Effect of high sodium chloride concentrations on the pigment content and free-radical processes in corn seedlings leaves
Y. V. Vasylyk, V. I. Lushchak
Vassyl Stefanyk Precarpathian National University, Ivano-Frasnkivk, Ukraine;
e-mail: lushchak@pu.if.ua
The effect of sodium chloride on general morphometrical parameters of seedlings, and biochemical parameters in the leaves of corn seedlings was studied. Exposure to 100 and 200 mM NaCl slowed down the growth of stem and roots, whereas 100 and 200 mM NaCl during 24 h enhanced the concentration of chlorophylls, carotenoids, anthocyans, and thiobarbituric acid reactive substances. The decrease in protein carbonyl groups was found at 24-hour exposure to 200 mM salt.

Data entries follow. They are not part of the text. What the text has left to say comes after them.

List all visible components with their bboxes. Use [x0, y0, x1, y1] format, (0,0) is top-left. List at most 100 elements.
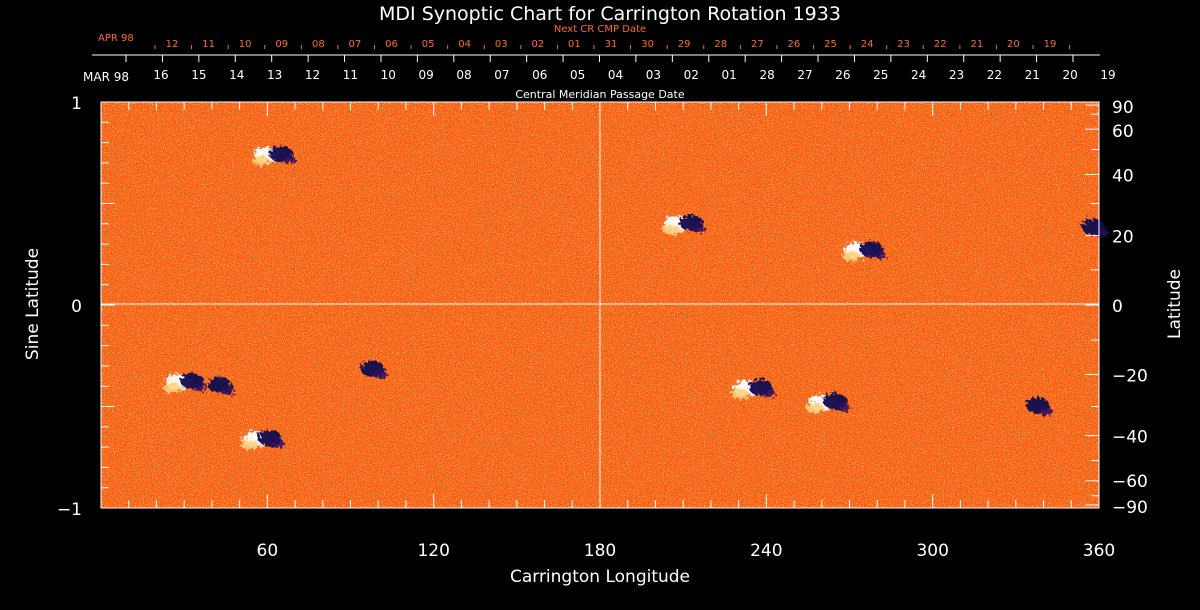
top-date-label: 03 [646, 68, 661, 82]
x-axis: 60 120 180 240 300 360 [100, 102, 1115, 561]
y-tick-label-left: −1 [57, 500, 82, 520]
next-cr-date-label: 09 [275, 39, 288, 50]
next-cr-date-label: 05 [422, 39, 435, 50]
negative-polarity-patch [270, 439, 285, 448]
top-date-label: 09 [419, 68, 434, 82]
next-cr-date-label: 31 [605, 39, 618, 50]
top-date-label: 16 [153, 68, 168, 82]
next-cr-date-label: 07 [349, 39, 362, 50]
top-date-axis [92, 54, 1100, 62]
positive-polarity-patch [163, 383, 182, 394]
top-date-label: 14 [229, 68, 244, 82]
x-tick-label: 120 [417, 541, 449, 561]
top-date-labels: 16 15 14 13 12 11 10 09 08 07 06 05 04 03 02 01 28 27 26 25… [153, 68, 1115, 82]
negative-polarity-patch [761, 389, 776, 398]
y-tick-label-right: 20 [1112, 228, 1134, 248]
y-tick-label-right: 0 [1112, 297, 1123, 317]
x-tick-label: 240 [750, 541, 782, 561]
y-tick-label-left: 1 [71, 94, 82, 114]
top-date-label: 19 [1100, 68, 1115, 82]
top-date-label: 10 [381, 68, 396, 82]
active-regions [163, 145, 1109, 450]
top-date-label: 25 [873, 68, 888, 82]
y-axis-right: 90 60 40 20 0 −20 −40 −60 −90 [1085, 98, 1148, 518]
active-region [1025, 397, 1053, 416]
y-axis-label-right: Latitude [1165, 269, 1185, 339]
positive-polarity-patch [842, 251, 861, 262]
top-date-label: 26 [835, 68, 850, 82]
negative-polarity-patch [872, 251, 887, 260]
active-region [731, 379, 776, 400]
next-cr-date-label: 03 [495, 39, 508, 50]
next-cr-date-label: 28 [714, 39, 727, 50]
next-cr-month-label: APR 98 [98, 33, 134, 44]
negative-polarity-patch [1038, 407, 1053, 416]
negative-polarity-patch [281, 155, 296, 164]
next-cr-date-label: 29 [678, 39, 691, 50]
negative-polarity-patch [220, 387, 235, 396]
y-tick-label-right: −90 [1112, 498, 1148, 518]
y-tick-label-right: 90 [1112, 98, 1134, 118]
x-axis-label: Carrington Longitude [510, 567, 690, 587]
active-region [240, 429, 285, 450]
next-cr-date-label: 22 [934, 39, 947, 50]
top-date-label: 24 [911, 68, 926, 82]
next-cr-date-label: 25 [824, 39, 837, 50]
negative-polarity-patch [1094, 228, 1109, 237]
negative-polarity-patch [836, 403, 851, 412]
top-date-label: 07 [494, 68, 509, 82]
top-date-label: 04 [608, 68, 623, 82]
top-date-label: 20 [1062, 68, 1077, 82]
top-date-label: 13 [267, 68, 282, 82]
top-date-label: 08 [456, 68, 471, 82]
next-cr-date-label: 04 [458, 39, 471, 50]
negative-polarity-patch [373, 370, 388, 379]
y-axis-label-left: Sine Latitude [23, 248, 43, 360]
top-date-label: 23 [949, 68, 964, 82]
top-date-label: 02 [684, 68, 699, 82]
next-cr-date-label: 06 [385, 39, 398, 50]
next-cr-date-label: 23 [897, 39, 910, 50]
next-cr-date-label: 24 [861, 39, 874, 50]
next-cr-date-label: 10 [239, 39, 252, 50]
top-axis-title: Central Meridian Passage Date [515, 88, 684, 101]
top-date-label: 21 [1025, 68, 1040, 82]
active-region [251, 145, 296, 166]
top-date-label: 01 [722, 68, 737, 82]
next-cr-date-label: 08 [312, 39, 325, 50]
top-axis-month-label: MAR 98 [83, 70, 129, 84]
next-cr-date-label: 11 [202, 39, 215, 50]
y-tick-label-left: 0 [71, 297, 82, 317]
x-tick-label: 300 [916, 541, 948, 561]
top-date-label: 15 [191, 68, 206, 82]
y-tick-label-right: −20 [1112, 366, 1148, 386]
top-date-label: 12 [305, 68, 320, 82]
y-axis-left: 1 0 −1 [57, 94, 115, 520]
y-tick-label-right: −40 [1112, 427, 1148, 447]
top-date-label: 22 [987, 68, 1002, 82]
positive-polarity-patch [662, 224, 681, 235]
positive-polarity-patch [240, 439, 259, 450]
next-cr-date-label: 21 [970, 39, 983, 50]
plot-area [101, 102, 1109, 508]
active-region [163, 373, 208, 394]
positive-polarity-patch [806, 403, 825, 414]
active-region [207, 377, 235, 396]
top-date-label: 28 [759, 68, 774, 82]
x-tick-label: 60 [257, 541, 279, 561]
active-region [662, 214, 707, 235]
next-cr-date-label: 20 [1007, 39, 1020, 50]
active-region [360, 360, 388, 379]
next-cr-date-label: 02 [531, 39, 544, 50]
active-region [806, 393, 851, 414]
next-cr-date-label: 19 [1044, 39, 1057, 50]
chart-title: MDI Synoptic Chart for Carrington Rotati… [379, 3, 841, 25]
next-cr-date-label: 01 [568, 39, 581, 50]
next-cr-date-label: 12 [166, 39, 179, 50]
x-tick-label: 360 [1083, 541, 1115, 561]
next-cr-date-label: 26 [788, 39, 801, 50]
top-date-label: 27 [797, 68, 812, 82]
positive-polarity-patch [251, 155, 270, 166]
top-date-label: 06 [532, 68, 547, 82]
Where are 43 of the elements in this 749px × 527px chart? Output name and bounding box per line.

The treatment during 24, 48 and 72 h to 200 mM salt increased the level of total and high molecular mass thiols, whereas low molecular mass thiol content was by 20-25% higher at 48 h exposure to all used salt concentrations. The activity of guaiacol peroxidase was higher only at 24 h exposure to 100 and 200 mM salt, and catalase – at 50 mM during 48 h. At 72-hour exposure, catalase activity was by 27 and 41% higher in seedlings, exposed to 50 and 200 mM NaCl, respectively. Therefore, it is concluded the plant exposure to 50-200 mM salt initially developed oxidative stress, inducing adaptive response – an increase in antioxidant potential and efficiency of systems of energy production. That results in plant adaptation to unfavourable conditions.